I have been a microservices skeptic and favored monolith software architecture.
The social network that I built, nderground.net, was a monolith.
In additon to the problems discussed in this post, there is the problem of communication. Many groups use communication frameworks like RabbitMQ. This can make debugging and deployment more difficult.
Recently, however, I have had an experience that showed me how microservices can be an advantage.
I am consulting for a company with a large application that is divided into microservices. I am working on a complex database upgrade/port where all of the access to this database is isolated in the microservice.
The microservice architecture has had a couple of advantages. By confining all knowledge of and access to the database to a microservice, the architecture has guaranteed that access to the database has not creeped into other components. This makes the database upgrade easier becasue all issues are isolated in one microservice.

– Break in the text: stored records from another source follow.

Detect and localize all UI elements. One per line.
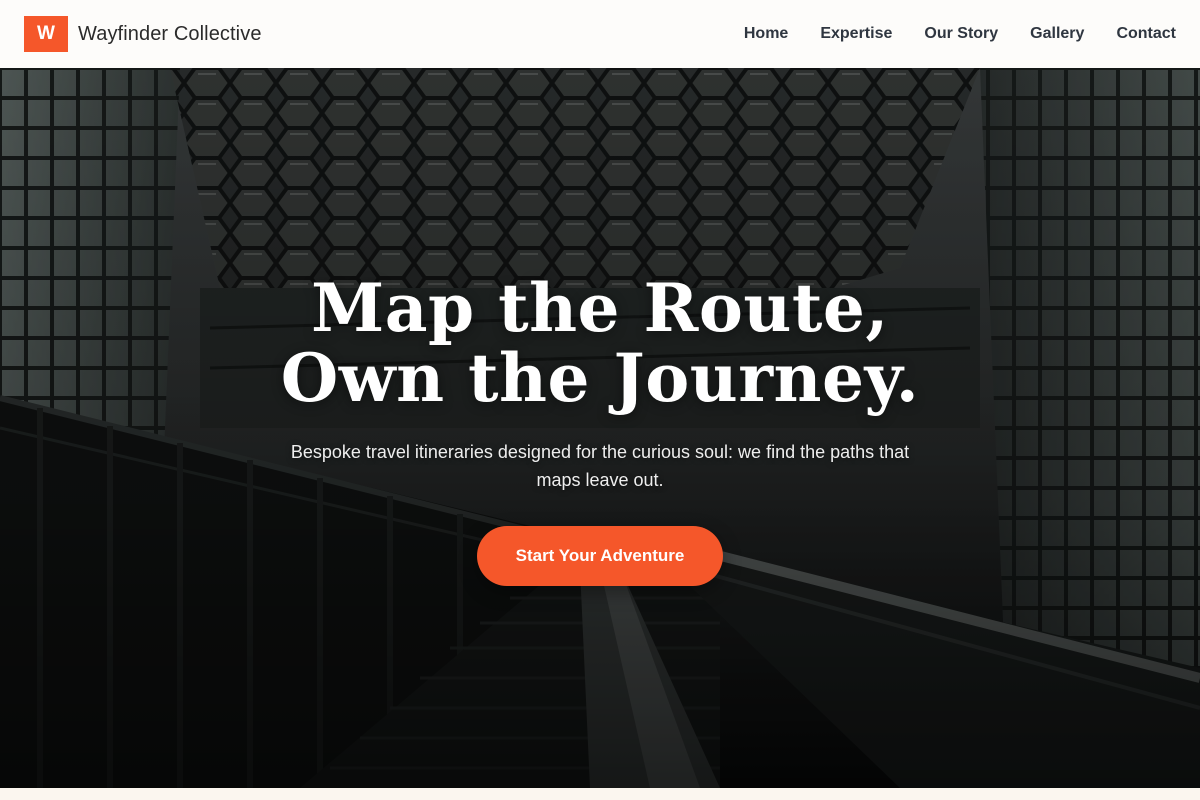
brand-link[interactable]: W Wayfinder Collective <box>24 16 262 52</box>
hero-subtitle: Bespoke travel itineraries designed for … <box>290 442 910 490</box>
hero-content: Map the Route, Own the Journey. Bespoke … <box>0 68 1200 788</box>
top-navbar: W Wayfinder Collective Home Expertise Ou… <box>0 0 1200 68</box>
hero-title: Map the Route, Own the Journey. <box>0 273 1200 413</box>
hero-title-line-2: Own the Journey. <box>280 339 920 417</box>
nav-link-gallery[interactable]: Gallery <box>1030 25 1084 43</box>
nav-link-contact[interactable]: Contact <box>1116 25 1176 43</box>
nav-link-expertise[interactable]: Expertise <box>820 25 892 43</box>
hero-title-line-1: Map the Route, <box>311 269 889 347</box>
nav-link-home[interactable]: Home <box>744 25 788 43</box>
logo-mark: W <box>24 16 68 52</box>
next-section-edge <box>0 788 1200 800</box>
start-adventure-button[interactable]: Start Your Adventure <box>477 526 723 586</box>
brand-name: Wayfinder Collective <box>78 22 262 45</box>
nav-link-our-story[interactable]: Our Story <box>924 25 998 43</box>
main-nav: Home Expertise Our Story Gallery Contact <box>712 25 1176 43</box>
hero-section: Map the Route, Own the Journey. Bespoke … <box>0 68 1200 788</box>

All of the software is currently using Java 8. For the upgraded database, the new driver only works with Java 11 and above. Because there is a microservice architecture, the module I am working on can be moved to Java 11, while the rest of the system can still use Java 8 until they decide to upgrade.
If the entire system had to be moved to Java 11 it might have killed the database upgrade project (although that would be an unfortuante choice).
The microservices architecture also allows isolated testing, so this component can be verified by the existing tests. These tests take about two hours to run. Testing the entire system in the database port would be more time consulting and complicated.
If there is a relatively small software engineering group, a monolith is the best choice since it can be developed and deployed more rapidly.
Once the system grows to the point where there is a larger group, microservice may be an advantage since it provides the isolation in the project I am working on.
As this post notes, there are always costs and tradeoffs. One of those is often that only a small group understands a particular microservice, since everyone else can treat it like a black box. In the case of the microservice I am working on, only a few engineers have experience with the software.